Research Department: Institutional Change and Regional Public Goods
Project Leader within IRS: Prof. Dr. Kristine Kern
Project Team: Dr. Stefan Niederhafner
Consortium: Universität Potsdam (Coordination) Leibniz Institute for Research on Society and Space Adelphi Research gGmbH Stadt Potsdam Stadt Würzburg
Funding Organization: Bundesministerium für Bildung und Forschung
Duration: 04/2017 - 06/2018
Cities create approximately 70% of all greenhouse gas emissions while at the same time being substantially impacted by climate change. Especially extreme weather occurrences like torrential rain fall, flooding, and heat waves often result in costly property damage, which in result – caused by inept behaviour in dangerous situations and insufficient preparation – often have an adverse effect on citizens’ health. The BMBF research project “Urban Resilience Towards Extreme Weather Incidents – Typology and Transfer of Adaptation Strategies in Small Metropolises and Medium Sized Cities” (ExTrass) aims to measurably strengthen the resilience of cities and towns by working closely with administrations, branches of civil protection, and residents.
Cities are important actors as well as a target group for climate policy due to their high emissions, but also due to the high risks and dangers caused by climate change. Early research of communal strategies for climate protection and climate change adaptation shows that such planning is more common in cities of more than 500,000 inhabitants than in smaller cities and towns. Smaller independent urban districts in Germany possess the same legal space of action as big cities, yet often far fewer resources. ExTrass thus concentrates its efforts on cities of 50,000 to 500,000 residents.

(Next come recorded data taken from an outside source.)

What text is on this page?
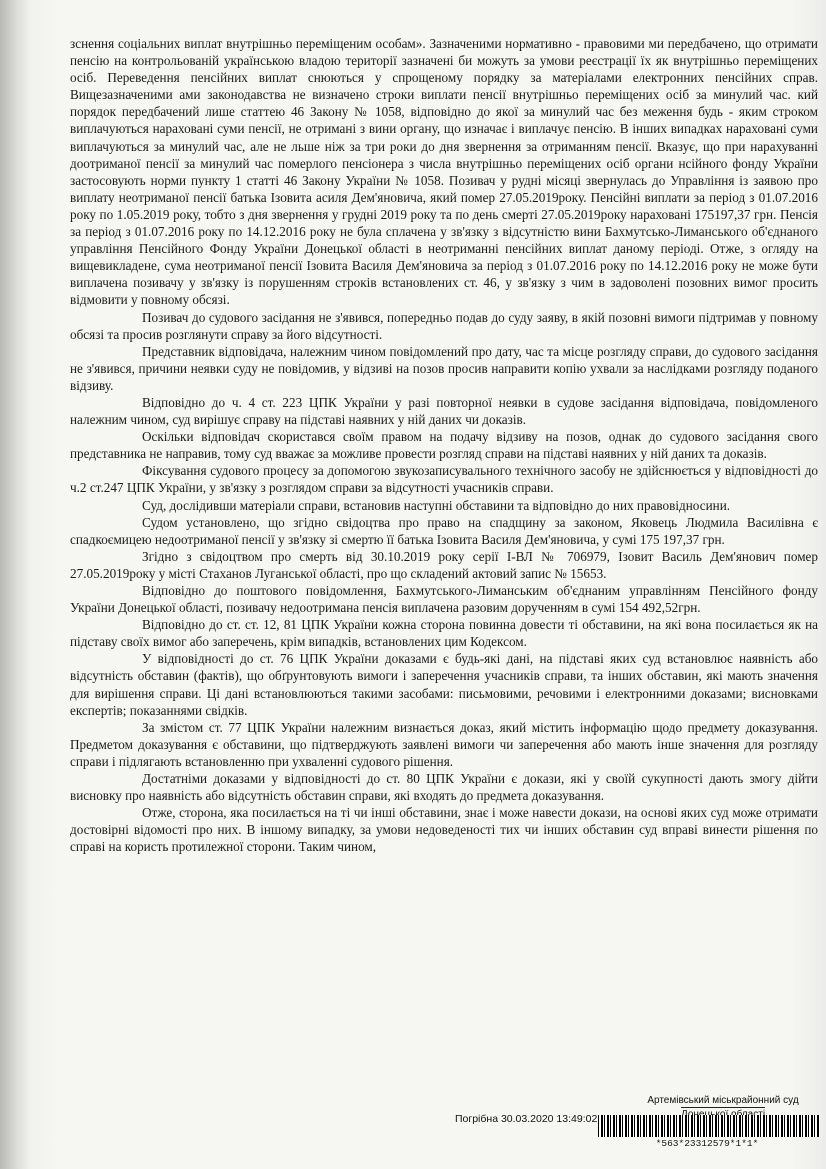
зснення соціальних виплат внутрішньо переміщеним особам». Зазначеними нормативно - правовими ми передбачено, що отримати пенсію на контрольованій українською владою території зазначені би можуть за умови реєстрації їх як внутрішньо переміщених осіб. Переведення пенсійних виплат снюються у спрощеному порядку за матеріалами електронних пенсійних справ. Вищезазначеними ами законодавства не визначено строки виплати пенсії внутрішньо переміщених осіб за минулий час. кий порядок передбачений лише статтею 46 Закону № 1058, відповідно до якої за минулий час без меження будь - яким строком виплачуються нараховані суми пенсії, не отримані з вини органу, що изначає і виплачує пенсію. В інших випадках нараховані суми виплачуються за минулий час, але не льше ніж за три роки до дня звернення за отриманням пенсії. Вказує, що при нарахуванні доотриманої пенсії за минулий час померлого пенсіонера з числа внутрішньо переміщених осіб органи нсійного фонду України застосовують норми пункту 1 статті 46 Закону України № 1058. Позивач у рудні місяці звернулась до Управління із заявою про виплату неотриманої пенсії батька Ізовита асиля Дем'яновича, який помер 27.05.2019року. Пенсійні виплати за період з 01.07.2016 року по 1.05.2019 року, тобто з дня звернення у грудні 2019 року та по день смерті 27.05.2019року нараховані 175197,37 грн. Пенсія за період з 01.07.2016 року по 14.12.2016 року не була сплачена у зв'язку з відсутністю вини Бахмутсько-Лиманського об'єднаного управління Пенсійного Фонду України Донецької області в неотриманні пенсійних виплат даному періоді. Отже, з огляду на вищевикладене, сума неотриманої пенсії Ізовита Василя Дем'яновича за період з 01.07.2016 року по 14.12.2016 року не може бути виплачена позивачу у зв'язку із порушенням строків встановлених ст. 46, у зв'язку з чим в задоволені позовних вимог просить відмовити у повному обсязі.

Позивач до судового засідання не з'явився, попередньо подав до суду заяву, в якій позовні вимоги підтримав у повному обсязі та просив розглянути справу за його відсутності.

Представник відповідача, належним чином повідомлений про дату, час та місце розгляду справи, до судового засідання не з'явився, причини неявки суду не повідомив, у відзиві на позов просив направити копію ухвали за наслідками розгляду поданого відзиву.

Відповідно до ч. 4 ст. 223 ЦПК України у разі повторної неявки в судове засідання відповідача, повідомленого належним чином, суд вирішує справу на підставі наявних у ній даних чи доказів.

Оскільки відповідач скористався своїм правом на подачу відзиву на позов, однак до судового засідання свого представника не направив, тому суд вважає за можливе провести розгляд справи на підставі наявних у ній даних та доказів.

Фіксування судового процесу за допомогою звукозаписувального технічного засобу не здійснюється у відповідності до ч.2 ст.247 ЦПК України, у зв'язку з розглядом справи за відсутності учасників справи.

Суд, дослідивши матеріали справи, встановив наступні обставини та відповідно до них правовідносини.

Судом установлено, що згідно свідоцтва про право на спадщину за законом, Яковець Людмила Василівна є спадкоємицею недоотриманої пенсії у зв'язку зі смертю її батька Ізовита Василя Дем'яновича, у сумі 175 197,37 грн.

Згідно з свідоцтвом про смерть від 30.10.2019 року серії І-ВЛ № 706979, Ізовит Василь Дем'янович помер 27.05.2019року у місті Стаханов Луганської області, про що складений актовий запис № 15653.

Відповідно до поштового повідомлення, Бахмутського-Лиманським об'єднаним управлінням Пенсійного фонду України Донецької області, позивачу недоотримана пенсія виплачена разовим дорученням в сумі 154 492,52грн.

Відповідно до ст. ст. 12, 81 ЦПК України кожна сторона повинна довести ті обставини, на які вона посилається як на підставу своїх вимог або заперечень, крім випадків, встановлених цим Кодексом.

У відповідності до ст. 76 ЦПК України доказами є будь-які дані, на підставі яких суд встановлює наявність або відсутність обставин (фактів), що обґрунтовують вимоги і заперечення учасників справи, та інших обставин, які мають значення для вирішення справи. Ці дані встановлюються такими засобами: письмовими, речовими і електронними доказами; висновками експертів; показаннями свідків.

За змістом ст. 77 ЦПК України належним визнається доказ, який містить інформацію щодо предмету доказування. Предметом доказування є обставини, що підтверджують заявлені вимоги чи заперечення або мають інше значення для розгляду справи і підлягають встановленню при ухваленні судового рішення.

Достатніми доказами у відповідності до ст. 80 ЦПК України є докази, які у своїй сукупності дають змогу дійти висновку про наявність або відсутність обставин справи, які входять до предмета доказування.

Отже, сторона, яка посилається на ті чи інші обставини, знає і може навести докази, на основі яких суд може отримати достовірні відомості про них. В іншому випадку, за умови недоведеності тих чи інших обставин суд вправі винести рішення по справі на користь протилежної сторони. Таким чином,

Артемівський міськрайонний суд
Погрібна 30.03.2020 13:49:02
*563*23312579*1*1*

In the first phase, the project is set to create an overview of relevant activities by smaller cities and larger towns, looking particularly at the areas of climate change adaptation, risk communication, and climate protection. Taking into account their past damage experiences as well as their current risks, ExTrass identifies the pioneers as well as the latecomers and describes the specific paths of their development. Applying path-analysis concepts, both the barriers and drivers toward progress will be described. Furthermore, three case studies will explore the potential for transfer and further development of successful measures, each dealing with a specific set of adaptation challenges while working under a specific institutional framework. The second project phase will discuss these findings with experts from academia as well as practitioners in the field to further develop successful measures and ideas as well as to implement and test them in case studies.
The IRS is responsible for the sub-project „Path analysis and transfer potential in case study cities”. One case study will explore the climate and energy politics of Potsdam city. Furthermore, included with this work package, is direct support and advice to Potsdam on how to implement the “Masterplan Community” programme. This initiative – funded by the federal government – supports its participants in realizing carbon neutrality by 2050. The analysis conducted by IRS will not be limited to the municipal level, but will also encompass the dynamic relations between the city of Potsdam, the state of Brandenburg and the federal government. Against the backdrop of studies from abroad (e.g., Amsterdam, Malmö) which were part of a recently concluded EU project, the central question will be how “upscaling” of local experiments works. The research questions are as follows:
• Whether and how and local experiments and new climate adaptation policies transfer to different neighbourhoods in Potsdam? (experimental upscaling);
• Whether Potsdam adopts local experiments from other (German) cities and how Potsdam learns from them? (horizontal upscaling);
• Whether and how Potsdam gets assistance from the state of Brandenburg or the federal government through programmes like the “Masterplan Community ” programme? (vertical upscaling) and
• Which regulations of the federal government or the state of Brandenburg, respectively, have influenced Potsdam's climate and energy policy? (hierarchical upscaling).